The general principle is that the salt takes on the nature of whichever parent (acid or base) was stronger. When both parents are equally strong, they cancel out and the salt is neutral. Transition metals with a charge of +2 or higher also tend to make a salt solution acidic, because those highly charged metal ions interact strongly with surrounding water molecules.

Common Salts Beyond Table Salt

Sodium chloride gets all the attention, but salts are everywhere. Calcium carbonate is the main component of limestone and chalk. Potassium nitrate has been used in fertilizers and, historically, in gunpowder. Sodium hypochlorite is the active ingredient in household bleach. Copper sulfate is a vivid blue crystal used in agriculture and water treatment. Alum (potassium aluminum sulfate) helps purify drinking water by clumping together suspended particles so they can be filtered out.
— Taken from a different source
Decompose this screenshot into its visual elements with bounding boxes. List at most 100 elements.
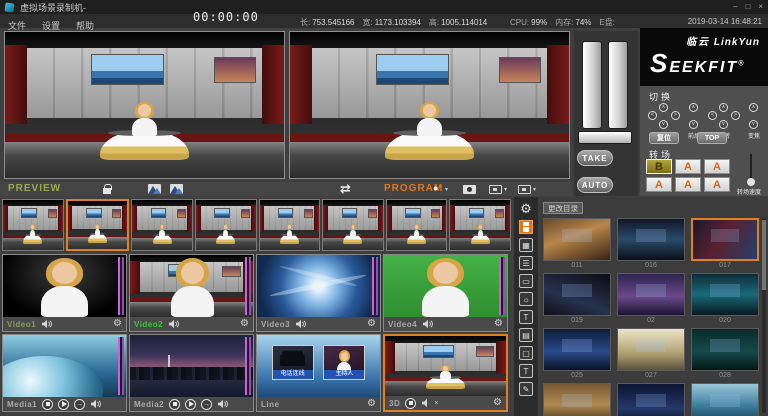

The color of a salt often comes from its metal ion. Cobalt salts tend to be red or pink. Copper salts are blue or green. Iron salts range from yellow to rust-brown. Salts of metals like sodium and potassium, by contrast, are typically white or colorless because those ions don’t absorb visible light.

Industrially, salts are raw materials for producing dyes, polyester fabrics, fertilizers, and pharmaceuticals. Magnesium sulfate (Epsom salt) is used in bath soaks. Calcium chloride is spread on roads to melt ice. The variety is enormous, but every one of these compounds follows the same principle: a cation bonded to an anion, held together by the pull of opposite charges.